In the Middle East, Saudi Arabia is one of the company’s targets for La Quinta development.
Speaking to Hotel News Now at the recent International Hotel Investment Forum, Manikis said challenges to growth vary from currency fluctuations to securing labor, well-priced debt and quality assets.
“Also, distressed assets are no longer available,” Manikis said.
“Brand awareness is a key objective of ours,” Manikis said.
He said such endorsements take time to seep into consumers’ consciousness but that the company has made much progress despite being, in Manikis’ words, “a young company,” referring to its 2006 spinoff from Cendant Corporation.
“We have not done too badly,” Manikis said. “We are in 80 countries, the No. 1 franchisor, but how do we make Wyndham more widely known? By always promoting the mothership. The more we grow the easier it gets.”
Working with owners
Conscious of the changes in capital coming into the European franchise market, Manikis said working with owners remains the most critical part of the growth picture.

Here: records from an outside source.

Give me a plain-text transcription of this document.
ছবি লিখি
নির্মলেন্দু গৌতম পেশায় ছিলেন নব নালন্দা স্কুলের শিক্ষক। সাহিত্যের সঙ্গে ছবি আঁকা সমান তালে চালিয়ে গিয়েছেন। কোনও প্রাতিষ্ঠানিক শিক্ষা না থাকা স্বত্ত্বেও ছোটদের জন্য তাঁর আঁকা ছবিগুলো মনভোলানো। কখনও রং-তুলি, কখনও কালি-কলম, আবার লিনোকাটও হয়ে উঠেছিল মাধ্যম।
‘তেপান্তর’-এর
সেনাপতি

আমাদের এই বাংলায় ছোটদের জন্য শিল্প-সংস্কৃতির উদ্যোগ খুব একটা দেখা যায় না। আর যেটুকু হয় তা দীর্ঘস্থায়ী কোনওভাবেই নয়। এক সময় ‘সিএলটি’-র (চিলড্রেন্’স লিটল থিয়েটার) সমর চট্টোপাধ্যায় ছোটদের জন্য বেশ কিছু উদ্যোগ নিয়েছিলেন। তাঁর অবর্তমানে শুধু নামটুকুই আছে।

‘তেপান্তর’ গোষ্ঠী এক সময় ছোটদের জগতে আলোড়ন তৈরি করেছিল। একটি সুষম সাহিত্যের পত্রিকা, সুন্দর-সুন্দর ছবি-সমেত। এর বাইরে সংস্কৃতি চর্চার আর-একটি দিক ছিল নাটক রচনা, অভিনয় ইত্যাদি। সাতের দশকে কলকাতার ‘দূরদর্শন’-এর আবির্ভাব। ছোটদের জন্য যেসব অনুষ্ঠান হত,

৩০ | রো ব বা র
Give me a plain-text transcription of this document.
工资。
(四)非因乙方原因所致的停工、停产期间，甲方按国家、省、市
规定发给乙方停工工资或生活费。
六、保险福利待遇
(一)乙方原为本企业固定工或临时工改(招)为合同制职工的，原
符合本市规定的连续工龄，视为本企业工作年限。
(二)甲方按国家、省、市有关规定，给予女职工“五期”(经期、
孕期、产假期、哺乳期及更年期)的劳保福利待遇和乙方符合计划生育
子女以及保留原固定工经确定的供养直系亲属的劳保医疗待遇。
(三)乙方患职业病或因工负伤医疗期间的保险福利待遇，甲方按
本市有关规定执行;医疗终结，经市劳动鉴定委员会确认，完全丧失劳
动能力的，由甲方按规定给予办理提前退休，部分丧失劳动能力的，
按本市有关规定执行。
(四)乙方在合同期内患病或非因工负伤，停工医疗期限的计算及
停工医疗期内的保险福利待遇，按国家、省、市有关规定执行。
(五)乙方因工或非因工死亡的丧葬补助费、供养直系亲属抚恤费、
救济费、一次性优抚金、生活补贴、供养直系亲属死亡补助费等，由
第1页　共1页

“I am client-obsessed. I want to add more of this,” he said. “Meet all the owners, answer all the phone calls, all the emails. Seven to 10 years ago it was private equity and family offices. Now (we) are seeing more institutional capital interested in portfolios, but whether owners have 100 properties or one, the attention must be the same.
“The only thing that can change is how (owners) look at you. We must understand everyone’s objectives.”
Manikis said there’s some inherent risks in investing in Europe, but they can pay off.
“Our desire for scale might well mean having more skin in the game, and as operators that creates a different landscape. You have to be careful,” he said. “Again, it is about understanding the market and investors’ requirements.”
In Europe, another complication is that new brands are popping up every month.
“There are so many brands, so every day we must add value,” Manikis said.
Pins in the map
Europe offers Wyndham huge opportunities for all its brands, not just La Quinta, Manikis said.
New and expanded markets include Georgia, neighboring Armenia, Turkey, the southeast Mediterranean and the Benelux countries, to name a few.
“We’ve just announced Nicosia (Cyprus) and one in Crete, our first on the Greek Islands,” he said. “And watch the (Commonwealth of Independent States) in the next few months.”
Some of those openings will be for the firm’s upper-upscale brand Wyndham Grand, Manikis said.
Outside of Europe, Manikis said developers have been hired in Africa, and added that Saudi Arabia offers a “mind-blowing opportunity.”
Manikis believes Wyndham is poised to grow dramatically across the Europe, Middle East and Africa region.
“In Saudi Arabia, I think the economy market will blow everyone out of the market,” he said. “And we have 20 brands to offer its markets.”